Bill Cipher
    c.ai

    It was a cruel joke, really. One minute, he was on top of the universe, bending reality to his will, and the next, he was just another nobody in some backwater town, bound by the same rules he had once scoffed at. Eating, sleeping, feeling pain—things that had been so foreign to him, so beneath him, were now inescapable parts of his existence.

    He took another sip of the coffee, wincing at the bitterness. He hadn’t yet figured out the appeal of this drink, but it was something to do, something to fill the endless hours he now had to endure. Being mortal was a slow, tedious affair, and Bill was not a creature built for patience.

    “Refill?” Lazy Susan asked, breaking him out of his reverie. She stood behind the counter, coffee pot in hand, one eye closed per usual, her usual cheerful demeanor softened by the late hour.*

    Bill looked up at her, his eyes—once windows into the endless void—now dull and tired. “Sure, why not,” he muttered, pushing the cup toward her. What did it matter if he drank another cup or a hundred? It wasn’t like it would change anything.

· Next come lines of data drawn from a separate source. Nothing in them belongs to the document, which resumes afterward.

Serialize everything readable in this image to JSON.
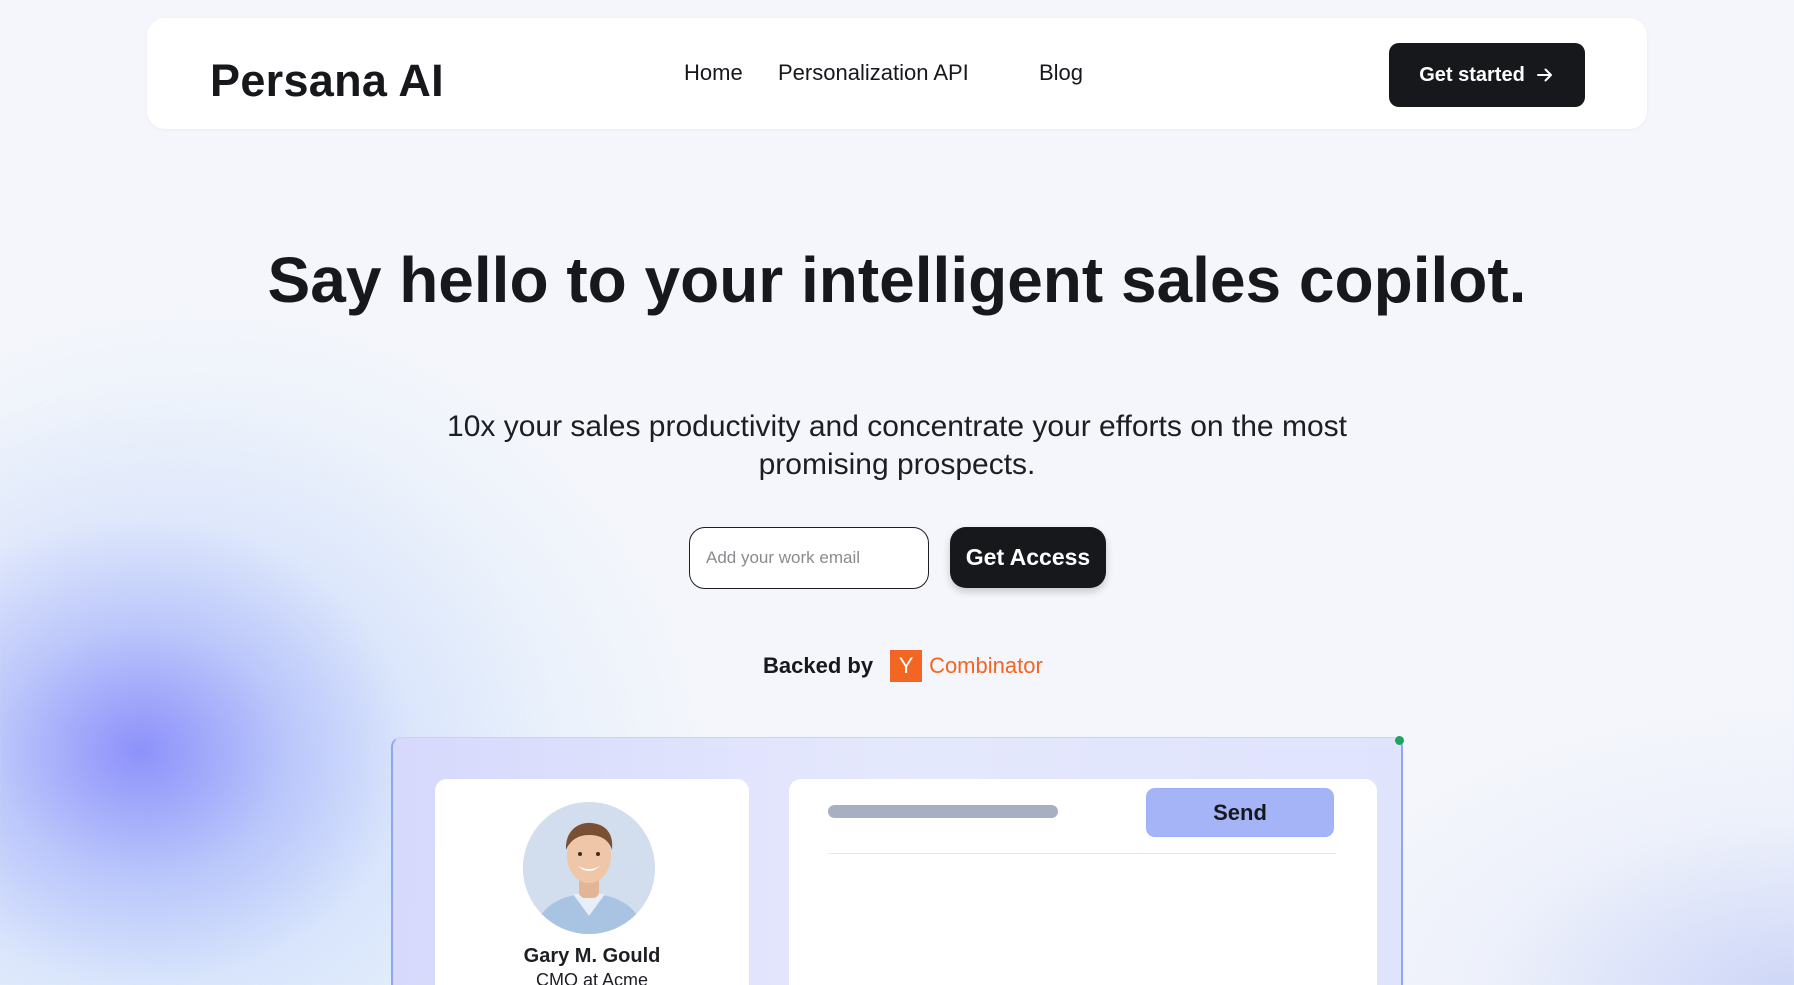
{
  "navbar": {
    "brand": "Persana AI",
    "links": [
      "Home",
      "Personalization API",
      "Blog"
    ],
    "cta_label": "Get started"
  },
  "hero": {
    "title": "Say hello to your intelligent sales copilot.",
    "subtitle": "10x your sales productivity and concentrate your efforts on the most promising prospects."
  },
  "signup": {
    "email_placeholder": "Add your work email",
    "email_value": "",
    "button_label": "Get Access"
  },
  "backed_by": {
    "label": "Backed by",
    "logo_letter": "Y",
    "company": "Combinator",
    "brand_color": "#f26522"
  },
  "preview": {
    "profile": {
      "name": "Gary M. Gould",
      "role": "CMO at Acme"
    },
    "message": {
      "send_label": "Send"
    }
  },
  "icons": {
    "cta_icon": "arrow-right-icon"
  },
  "colors": {
    "primary_dark": "#17181c",
    "send_button": "#a4b4f7",
    "accent_blob": "#8082fa"
  }
}
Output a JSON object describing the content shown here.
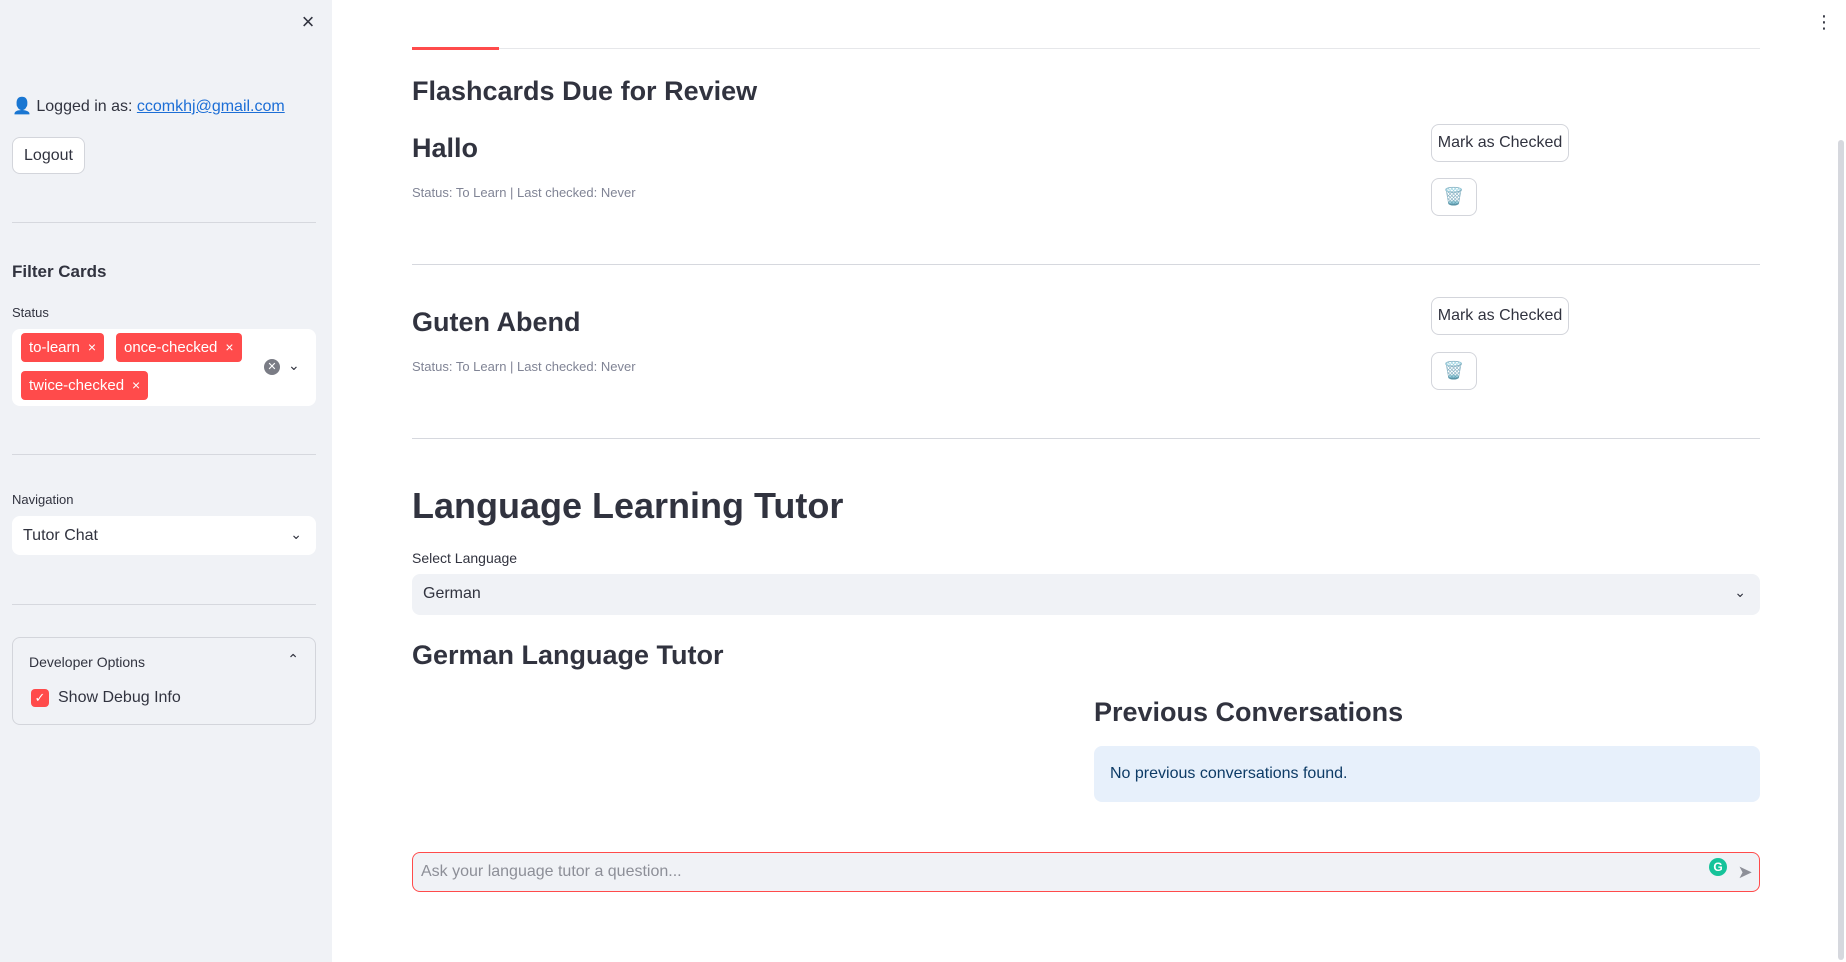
{
  "sidebar": {
    "close_icon": "×",
    "login_prefix": "👤 Logged in as: ",
    "login_email": "ccomkhj@gmail.com",
    "logout_label": "Logout",
    "filter_heading": "Filter Cards",
    "status_label": "Status",
    "status_chips": [
      "to-learn",
      "once-checked",
      "twice-checked"
    ],
    "chip_remove": "×",
    "navigation_label": "Navigation",
    "navigation_value": "Tutor Chat",
    "developer_options": {
      "title": "Developer Options",
      "show_debug_label": "Show Debug Info",
      "show_debug_checked": true
    }
  },
  "main": {
    "flashcards_heading": "Flashcards Due for Review",
    "cards": [
      {
        "word": "Hallo",
        "status": "Status: To Learn | Last checked: Never",
        "mark_label": "Mark as Checked",
        "delete_icon": "🗑️"
      },
      {
        "word": "Guten Abend",
        "status": "Status: To Learn | Last checked: Never",
        "mark_label": "Mark as Checked",
        "delete_icon": "🗑️"
      }
    ],
    "tutor_heading": "Language Learning Tutor",
    "select_language_label": "Select Language",
    "selected_language": "German",
    "german_heading": "German Language Tutor",
    "previous_heading": "Previous Conversations",
    "no_previous": "No previous conversations found.",
    "chat_placeholder": "Ask your language tutor a question...",
    "grammarly_icon": "G",
    "send_icon": "➤"
  },
  "app": {
    "menu_icon": "⋮"
  },
  "colors": {
    "accent": "#ff4b4b",
    "sidebar_bg": "#f0f2f6",
    "info_bg": "#e7f0fb",
    "link": "#1c6ed6"
  }
}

    As the older lady poured, her eyes flicked toward the clock on the wall. “Getting late,” she commented. “You’ve been here for a while, young man.”

    “Got nowhere else to be,” Bill replied flatly. It was true; he had zero ideas, no purpose, no grand schemes to set in motion. He was just another pathetic excuse of a man drifting through Gravity Falls, trying to figure out what the hell he was supposed to do now.

    Just then, the door to the kitchen swung open, and she stepped out, her apron stained with some stuff and exhaustion etched into her features. Bill glanced at her, vaguely aware of her as one of the waitresses who worked the late shift. She looked young, too young to have that kind of weariness in her eyes.

    “You should head home, sweetheart,” Susan said gently as the girl wiped down the counter. “You’ve been here all day. I can close up.”